Fashion
Stella McCartney preaches Peace and Dove in mission to save birds
The battle to banish fur from fashion being mostly won, with almost all luxury brands fur-free, Stella McCartney is now on a mission to save the birds.
“1.5 billion birds are killed for their feathers by the fashion industry every year,” the designer said backstage after a street catwalk show held in the shadow of the Eiffel Tower, launching a campaign to put bird cruelty in the spotlight.
“When you see a pretty feather trim, or a puffer jacket with a down filling, I don’t think you necessarily register that a bird has been killed. And we all love birds, right? People don’t really like cows, for some reason, so it’s different when you talk about leather. But birds are beautiful, and it is time to bring this issue to the attention of the industry.”
A million ostriches are killed each year by some estimates, with the South African ostrich industry releasing 62,000 tonnes of carbon-equivalent emissions. Feathered angel wings have been a signature look on the catwalk at Victoria’s Secret for decades – the animal rights group Peta has claimed that one single fashion show used 620,000 feathers from chickens, pheasants and ostriches.
Good news for McCartney came on the same day as she showed her Peace and Dove collection: Victoria’s Secret confirmed this week that its show on 15 October would feature faux feathers only.
Earlier this year, Copenhagen fashion week, a leader in ethical fashion, announced a ban on feathers for all designers showing there.
In front of an audience that included the former Chanel creative director Virginie Viard, wearing a Stella McCartney faux-fur bomber jacket, the show began with Helen Mirren narrating a new manifesto: “A world where there are only planes in the sky, and no song in the trees, will never make the heart soar.”

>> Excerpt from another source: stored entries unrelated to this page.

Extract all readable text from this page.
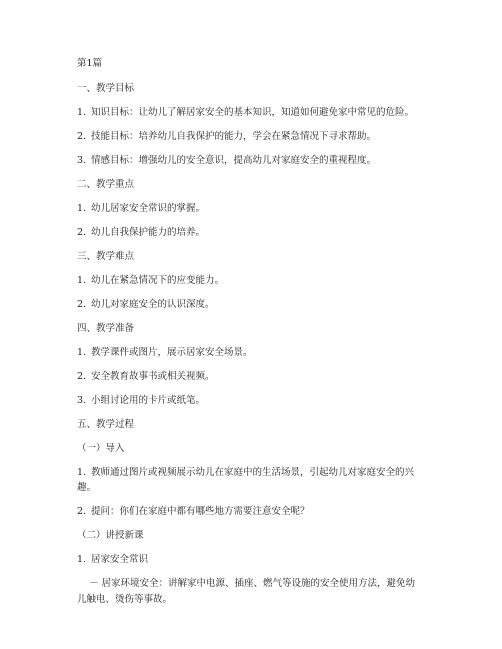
第1篇
一、教学目标
1. 知识目标：让幼儿了解居家安全的基本知识，知道如何避免家中常见的危险。
2. 技能目标：培养幼儿自我保护的能力，学会在紧急情况下寻求帮助。
3. 情感目标：增强幼儿的安全意识，提高幼儿对家庭安全的重视程度。
二、教学重点
1. 幼儿居家安全常识的掌握。
2. 幼儿自我保护能力的培养。
三、教学难点
1. 幼儿在紧急情况下的应变能力。
2. 幼儿对家庭安全的认识深度。
四、教学准备
1. 教学课件或图片，展示居家安全场景。
2. 安全教育故事书或相关视频。
3. 小组讨论用的卡片或纸笔。
五、教学过程
（一）导入
1. 教师通过图片或视频展示幼儿在家庭中的生活场景，引起幼儿对家庭安全的兴
趣。
2. 提问：你们在家庭中都有哪些地方需要注意安全呢？
（二）讲授新课
1. 居家安全常识
－ 居家环境安全：讲解家中电源、插座、燃气等设施的安全使用方法，避免幼
儿触电、烫伤等事故。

There were doves hand-painted on to silk blouses and dresses, and Prince’s When Doves Cry on the soundtrack. McCartney’s strategy has long been to find realistic dupes of leather, fur and animal skins so that glamour need not be compromised.
There were pastel minidresses in this collection so realistically feathery that the models looked like newly hatched chicks, albeit very leggy and in stilettos. But these were made from peekaboo regenerated nylon, knitted into a powder-puff texture to resemble feathers, but produced from recycled plastic bottle tops. Jewellery with dove motifs was made from recycled electronics waste.
Other creatures got a look in, too. There was a new animal-cruelty-free handbag, the Ryder, which has a gently undulating top zip inspired by the slope of a horse’s spine. (McCartney’s longstanding handbag bestseller, the Falabella, was named after her favourite pony.)
A “crocodile” Ryder was made from apple-waste vegan leather lined with hemp. “What makes the Stella woman – or any Stella human – different, is being curious about the world, and looking at fashion from a different perspective,” the designer said after the show. “It’s time to take a bird’s eye view.”